Synopsis:
ANZ now expects the Reserve Bank of Australia (RBA) to cut the cash rate by 25bp at its July meeting, citing persistently weak retail sales, stalling consumer confidence, and renewed US trade policy uncertainty. However, they caution that the decision will likely be a close call, and the pace of further cuts will depend on post-meeting signals.
Key Points:
-
Weak Retail & Consumer Data:
• Recent data confirm a weak six-month trend in retail sales and a stalling uptrend in consumer confidence.
• Combined, these factors argue for additional policy support to underpin domestic demand. -
Tariff Uncertainty Adds to the Case:
• The approaching expiry of the US tariff pause and the risk of renewed trade frictions are adding to the downside risks for the Australian outlook. -
Path of Least Regret:
• ANZ expects the RBA Board to judge that a July move is prudent, choosing a 25bp cut now rather than waiting for the August SMP forecast update.
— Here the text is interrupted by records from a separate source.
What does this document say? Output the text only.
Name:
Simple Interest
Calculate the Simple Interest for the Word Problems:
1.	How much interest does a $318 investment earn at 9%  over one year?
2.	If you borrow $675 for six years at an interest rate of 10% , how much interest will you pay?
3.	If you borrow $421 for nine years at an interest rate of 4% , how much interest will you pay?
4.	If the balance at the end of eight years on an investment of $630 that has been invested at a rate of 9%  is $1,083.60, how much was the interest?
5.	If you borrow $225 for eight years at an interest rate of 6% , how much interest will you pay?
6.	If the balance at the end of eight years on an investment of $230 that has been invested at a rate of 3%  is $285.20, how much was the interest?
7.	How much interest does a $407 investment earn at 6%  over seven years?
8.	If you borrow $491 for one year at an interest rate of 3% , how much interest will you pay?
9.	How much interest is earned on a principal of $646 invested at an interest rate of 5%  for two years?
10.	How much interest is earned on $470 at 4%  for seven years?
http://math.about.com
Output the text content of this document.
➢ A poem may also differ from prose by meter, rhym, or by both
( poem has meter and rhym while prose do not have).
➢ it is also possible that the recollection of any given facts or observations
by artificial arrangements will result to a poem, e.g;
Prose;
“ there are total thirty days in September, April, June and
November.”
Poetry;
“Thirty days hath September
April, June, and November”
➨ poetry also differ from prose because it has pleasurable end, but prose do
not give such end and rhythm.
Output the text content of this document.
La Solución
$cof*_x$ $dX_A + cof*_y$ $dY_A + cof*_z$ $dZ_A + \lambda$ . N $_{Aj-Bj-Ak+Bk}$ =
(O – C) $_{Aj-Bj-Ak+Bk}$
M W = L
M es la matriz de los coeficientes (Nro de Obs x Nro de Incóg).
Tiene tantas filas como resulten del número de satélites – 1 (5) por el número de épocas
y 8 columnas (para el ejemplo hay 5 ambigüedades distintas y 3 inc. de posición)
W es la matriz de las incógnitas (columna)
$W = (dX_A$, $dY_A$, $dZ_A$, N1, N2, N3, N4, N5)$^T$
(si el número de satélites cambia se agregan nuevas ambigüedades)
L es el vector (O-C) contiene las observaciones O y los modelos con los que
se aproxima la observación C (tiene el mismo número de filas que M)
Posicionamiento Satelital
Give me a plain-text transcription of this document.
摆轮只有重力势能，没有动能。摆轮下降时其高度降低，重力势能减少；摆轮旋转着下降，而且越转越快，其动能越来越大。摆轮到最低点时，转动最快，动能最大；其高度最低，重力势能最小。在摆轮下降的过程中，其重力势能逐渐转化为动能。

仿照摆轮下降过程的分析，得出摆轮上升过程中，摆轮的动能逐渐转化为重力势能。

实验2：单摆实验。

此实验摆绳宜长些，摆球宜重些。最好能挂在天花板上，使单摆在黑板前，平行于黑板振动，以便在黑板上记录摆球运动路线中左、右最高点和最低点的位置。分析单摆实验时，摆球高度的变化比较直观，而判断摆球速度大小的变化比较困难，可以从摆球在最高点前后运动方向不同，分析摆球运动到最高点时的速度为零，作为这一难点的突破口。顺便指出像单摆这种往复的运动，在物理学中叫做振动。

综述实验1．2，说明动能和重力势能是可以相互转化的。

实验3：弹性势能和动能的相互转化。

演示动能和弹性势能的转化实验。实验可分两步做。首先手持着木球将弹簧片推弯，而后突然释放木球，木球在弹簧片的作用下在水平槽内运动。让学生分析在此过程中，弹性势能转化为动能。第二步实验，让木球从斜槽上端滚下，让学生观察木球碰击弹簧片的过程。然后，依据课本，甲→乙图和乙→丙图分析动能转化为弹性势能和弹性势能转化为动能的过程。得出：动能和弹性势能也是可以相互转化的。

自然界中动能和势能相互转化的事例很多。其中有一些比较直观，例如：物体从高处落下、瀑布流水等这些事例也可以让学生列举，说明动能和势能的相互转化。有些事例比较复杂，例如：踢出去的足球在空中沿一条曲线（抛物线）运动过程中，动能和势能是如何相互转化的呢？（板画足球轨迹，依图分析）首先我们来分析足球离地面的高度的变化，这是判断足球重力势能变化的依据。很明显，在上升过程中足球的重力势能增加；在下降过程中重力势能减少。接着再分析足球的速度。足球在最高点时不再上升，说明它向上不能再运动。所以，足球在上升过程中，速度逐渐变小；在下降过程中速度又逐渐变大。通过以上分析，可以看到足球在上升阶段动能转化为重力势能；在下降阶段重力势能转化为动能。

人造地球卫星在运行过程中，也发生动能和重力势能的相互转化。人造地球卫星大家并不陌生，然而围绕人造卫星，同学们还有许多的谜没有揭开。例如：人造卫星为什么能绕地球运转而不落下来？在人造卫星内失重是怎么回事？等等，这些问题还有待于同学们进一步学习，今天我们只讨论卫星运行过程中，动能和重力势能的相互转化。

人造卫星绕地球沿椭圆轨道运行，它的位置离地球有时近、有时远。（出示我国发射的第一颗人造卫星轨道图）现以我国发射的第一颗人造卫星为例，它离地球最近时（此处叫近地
• This aligns with the approach taken during the last two rate cuts and the 2023 tightening. -
Decision to Be Tight:
• Despite the call for a cut, ANZ notes their four top-down cash rate indicators are close to neutral, implying no strong directional signal.
• This means the decision could be more finely balanced than market pricing suggests. -
Pace of Easing to Be Reviewed:
• ANZ retains its call for 25bp cuts in both July and August, but will reassess the pace of easing after the July decision and Governor’s press conference.
Conclusion:
ANZ expects the RBA to deliver a 25bp rate cut in July, seeing it as the “path of least regret” in light of soft consumer data and tariff risks. But with policy signals mixed, they flag a closely balanced call and will reassess the forward path after the meeting.